高齢化社会が直面する介護の問題は実に深刻で、介護職員離職の増加による労働人材の不足、核家族化による老々介護や認認介護(高齢の認知症患者の介護を、認知症である高齢の家族が行う)の増加、ヤングケアラーや介護難民問題等、多くの課題が山積している状況にあります。
 この現況をふまえ、栁澤氏は「介護業界の将来に大きな不安を感じるとともに、施設運営の厳しさを痛感しているが、利用者様への支援・サポートを真剣に考え、利用者様の夢をかなえるために多くの関係者と日々考え、前向きに努力を重ねている。介護の社会的効果を高め、より一層の地位向上に努めていきたい」と今後に向けての抱負を述べられました。

 エフビー介護サービス株式会社は、信越・北関東エリアを中心に「介護事業」と「福祉用具事業」を2本柱として事業を展開されており、介護における多様なニーズに応えるため地域に密着した事業の拡大を進め、2022年4月には東京証券取引所スタンダード市場に上場、首都圏への進出も果たしました。さらに企業のM&A案件等に積極的に取り組むことにより、より一層の事業拡大を目指して邁進されています。
 1987年に設立された同社は、2000年の介護保険制度施行に伴い介護事業に参入、その後、佐久市内初の小規模多機能型居宅介護施設の開設、食事提供ならびに外販を目的としたグループ会社の設立等、福祉用具のレンタルや介護施設の運営に注力し、介護支援や介護サービスを提供しながら成長を続けています。

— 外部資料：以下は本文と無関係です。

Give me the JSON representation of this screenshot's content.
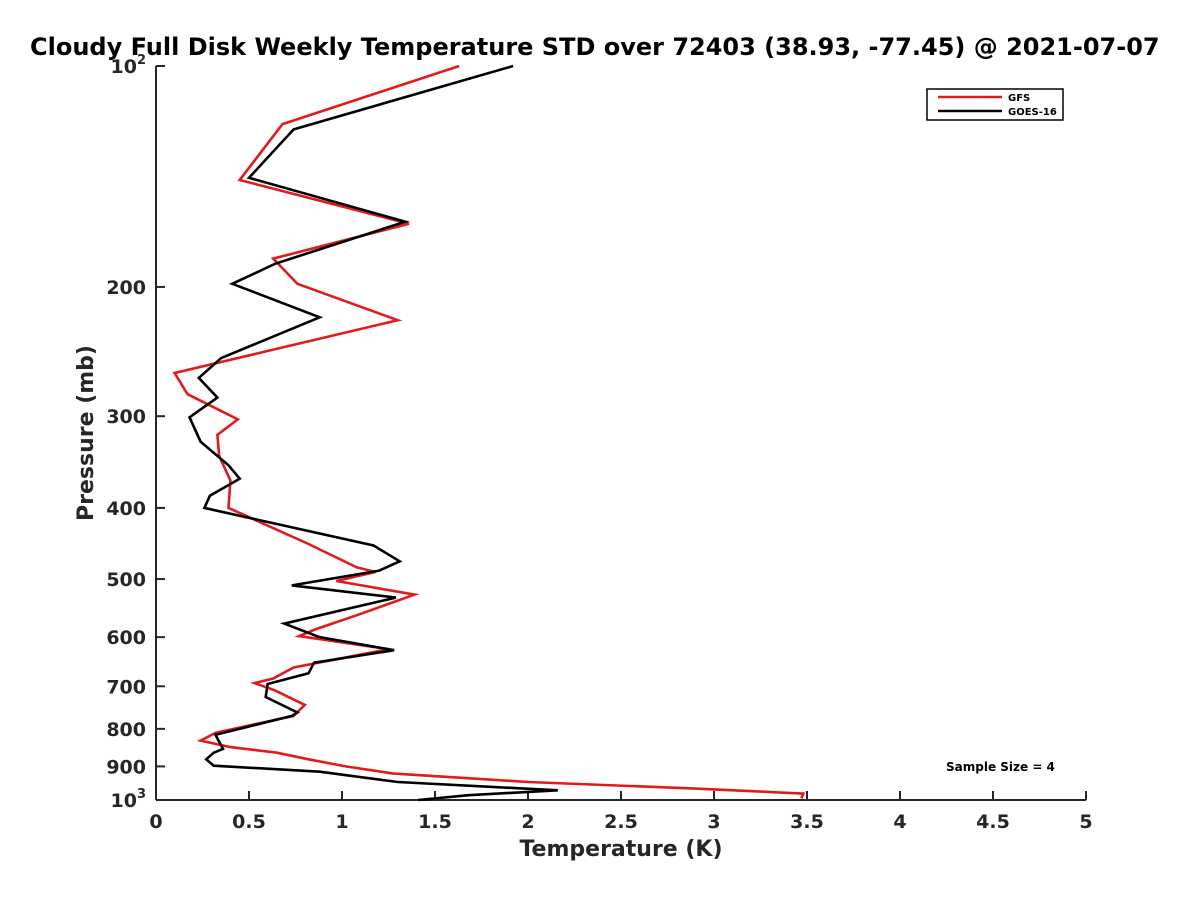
{
  "chart_data": {
    "type": "line",
    "title": "Cloudy Full Disk Weekly Temperature STD over 72403 (38.93, -77.45) @ 2021-07-07",
    "xlabel": "Temperature (K)",
    "ylabel": "Pressure (mb)",
    "xlim": [
      0,
      5
    ],
    "ylim": [
      100,
      1000
    ],
    "y_scale": "log",
    "y_reversed": true,
    "x_ticks": [
      "0",
      "0.5",
      "1",
      "1.5",
      "2",
      "2.5",
      "3",
      "3.5",
      "4",
      "4.5",
      "5"
    ],
    "y_ticks": [
      {
        "value": 100,
        "base": "10",
        "exp": "2"
      },
      {
        "value": 200,
        "label": "200"
      },
      {
        "value": 300,
        "label": "300"
      },
      {
        "value": 400,
        "label": "400"
      },
      {
        "value": 500,
        "label": "500"
      },
      {
        "value": 600,
        "label": "600"
      },
      {
        "value": 700,
        "label": "700"
      },
      {
        "value": 800,
        "label": "800"
      },
      {
        "value": 900,
        "label": "900"
      },
      {
        "value": 1000,
        "base": "10",
        "exp": "3"
      }
    ],
    "legend_position": "top-right",
    "grid": false,
    "annotation": "Sample Size = 4",
    "series": [
      {
        "name": "GFS",
        "color": "#e31a1c",
        "points": [
          [
            1.63,
            100
          ],
          [
            0.68,
            120
          ],
          [
            0.45,
            143
          ],
          [
            1.36,
            164
          ],
          [
            0.63,
            183
          ],
          [
            0.76,
            198
          ],
          [
            1.3,
            222
          ],
          [
            0.1,
            262
          ],
          [
            0.17,
            280
          ],
          [
            0.44,
            303
          ],
          [
            0.33,
            318
          ],
          [
            0.34,
            340
          ],
          [
            0.4,
            367
          ],
          [
            0.39,
            400
          ],
          [
            0.82,
            448
          ],
          [
            1.08,
            482
          ],
          [
            1.18,
            489
          ],
          [
            0.97,
            503
          ],
          [
            1.39,
            525
          ],
          [
            1.08,
            560
          ],
          [
            0.86,
            585
          ],
          [
            0.77,
            598
          ],
          [
            1.25,
            623
          ],
          [
            0.74,
            660
          ],
          [
            0.63,
            683
          ],
          [
            0.53,
            693
          ],
          [
            0.64,
            709
          ],
          [
            0.8,
            742
          ],
          [
            0.74,
            768
          ],
          [
            0.32,
            810
          ],
          [
            0.24,
            830
          ],
          [
            0.4,
            847
          ],
          [
            0.65,
            862
          ],
          [
            0.82,
            880
          ],
          [
            1.02,
            900
          ],
          [
            1.27,
            920
          ],
          [
            2.0,
            945
          ],
          [
            2.9,
            965
          ],
          [
            3.48,
            980
          ],
          [
            3.47,
            995
          ]
        ]
      },
      {
        "name": "GOES-16",
        "color": "#000000",
        "points": [
          [
            1.92,
            100
          ],
          [
            0.74,
            122
          ],
          [
            0.5,
            142
          ],
          [
            1.34,
            163
          ],
          [
            0.64,
            186
          ],
          [
            0.41,
            198
          ],
          [
            0.88,
            220
          ],
          [
            0.35,
            250
          ],
          [
            0.23,
            266
          ],
          [
            0.33,
            283
          ],
          [
            0.18,
            301
          ],
          [
            0.24,
            325
          ],
          [
            0.39,
            350
          ],
          [
            0.45,
            365
          ],
          [
            0.29,
            385
          ],
          [
            0.26,
            400
          ],
          [
            1.17,
            450
          ],
          [
            1.31,
            473
          ],
          [
            1.2,
            487
          ],
          [
            0.73,
            510
          ],
          [
            1.29,
            530
          ],
          [
            0.69,
            575
          ],
          [
            0.88,
            600
          ],
          [
            1.28,
            625
          ],
          [
            0.85,
            650
          ],
          [
            0.82,
            672
          ],
          [
            0.6,
            695
          ],
          [
            0.59,
            724
          ],
          [
            0.76,
            760
          ],
          [
            0.73,
            768
          ],
          [
            0.32,
            815
          ],
          [
            0.36,
            852
          ],
          [
            0.31,
            862
          ],
          [
            0.27,
            880
          ],
          [
            0.31,
            898
          ],
          [
            0.88,
            915
          ],
          [
            1.3,
            945
          ],
          [
            2.16,
            970
          ],
          [
            1.68,
            985
          ],
          [
            1.41,
            1000
          ]
        ]
      }
    ]
  }
}
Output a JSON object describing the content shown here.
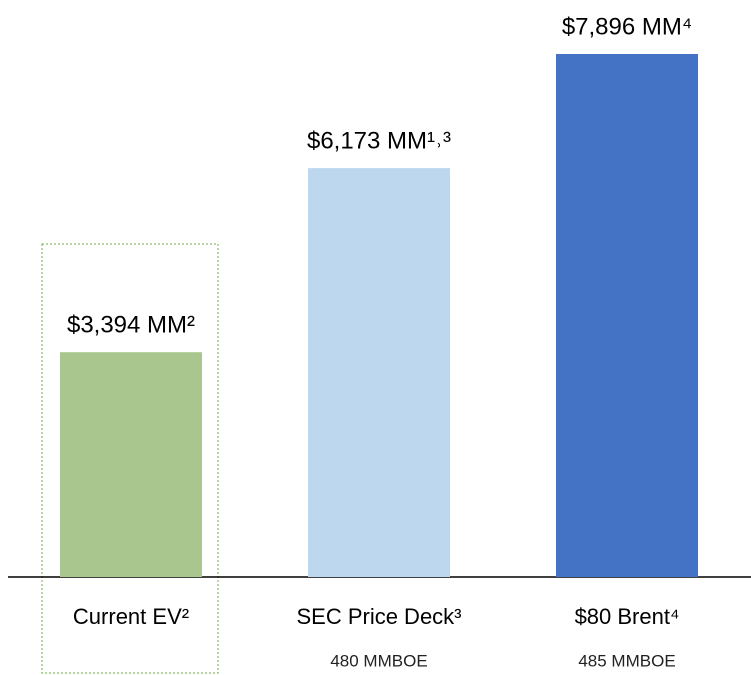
{
  "chart_data": {
    "type": "bar",
    "categories": [
      "Current EV²",
      "SEC Price Deck³",
      "$80 Brent⁴"
    ],
    "sublabels": [
      null,
      "480 MMBOE",
      "485 MMBOE"
    ],
    "values": [
      3394,
      6173,
      7896
    ],
    "value_labels": [
      "$3,394 MM²",
      "$6,173 MM¹˒³",
      "$7,896 MM⁴"
    ],
    "colors": [
      "#a9c68e",
      "#bdd7ee",
      "#4472c4"
    ]
  }
}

 栁澤氏は、株式上場に向けた準備の際には大変な苦労があり、多くの審査や対応に追われた日々であったと振り返られ、「上場企業のステークホルダーは『四方よし』でなければならない。当社の場合は、売り手(自社)、買い手(利用者様)、世間(その他の企業のステークホルダー)、そして株主、すべてがよくなるような経営を行う必要があり、なかでも株主に配慮した経営が求められる。日本の介護市場の今後を見据え、市場規模の大きい関東エリアでのサービス提供の拡充をはかり、都市型モデルの確立を目指して増収増益につなげたい」と、これからの経営に向けた方向性について述べられました。

 昨年は多くの業界が物価や人件費の高騰により大きなダメージを受け、同社も大きな減益となりました。高齢化率が上がる一方で、出生率の低下により若い人は減少。一方ではAIやデジタル技術の開発が進み、何が良いのか模索が続いています。
栁澤氏は、「今後は、SDGsやサステナブルな経営を念頭に上場企業として必要なことを実践し、経営者として介護業界に吹き荒れる逆風に立ち向かっていく覚悟でいる。介護業界は慢性的な人材不足で、離職率の高いことが課題であるが、どうしたらこの業界に興味や関心を持ってもらえるか、介護業界の魅力づくりにも貢献していきたい」と熱く語り、講義を締めくくられました。